Monday, November 22, 2010

FAQ: How soon after receiving them should my bare root plants be planted?

Gardeners who wish to economize may purchase certain plants bare root.  Bare root plants are simply those which have had the soil removed from the roots.  Usually, young plants are sold that way.  When they have grown to the point that their roots are strong enough to be planted in the landscape, they are lifted, the soil rinsed off, and shipped.  Because the plants are small, the purchase price is lower.  Shipping without soil minimizes weight and shipping costs.  So bare root plants can be a very good bargain.

However, bare root plants are more vulnerable, and should be treated with care. Growers wrap them in moist packing material (usually in bundles), bag in plastic, box and ship as soon as possible.

Sun, wind, sub-freezing or blistering temperatures can damage or kill the plants.  Upon receipt, the package should be moved very soon to a shady, temperate location, and opened.  If left un-opened for a day or two, darkness can yellow the foliage and excessive moisture can cause the plants to rot.
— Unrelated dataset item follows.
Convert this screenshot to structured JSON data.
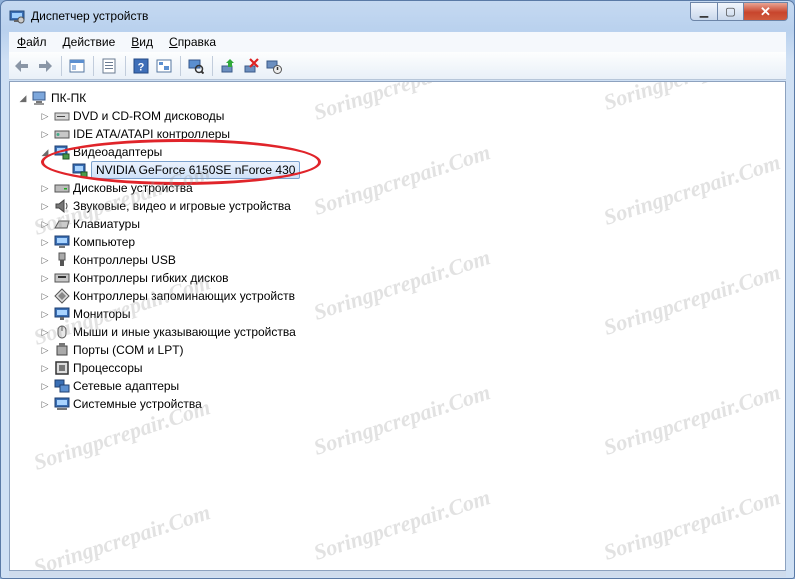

Upon opening the package, set the plants upright in the box and maintain slight moisture around the roots. They should be okay if re-planted within a couple of days.  If they can not be re-planted within 48 hours, they may be 'heeled-in' to protect them. To do so, find a place in the garden where the bundled plants can be stored.  Dig a hole about 4 times as large as the bundled roots, place the roots in it, cover them with 6 to 8 inches of soil. Water well.  Soil should be in close contact with the roots.  If moisture is maintained, the plants may be stored like this for several days.

If you don't have a place in the garden for your plants to be 'heeled-in', you can do the same in a nursery container.  Half-fill a nursery container of appropriate size with potting soil.  Place the bundled plants upright in the center of it.  Fill in around them with more potting soil.  Water well, making sure soil is in close contact with the roots.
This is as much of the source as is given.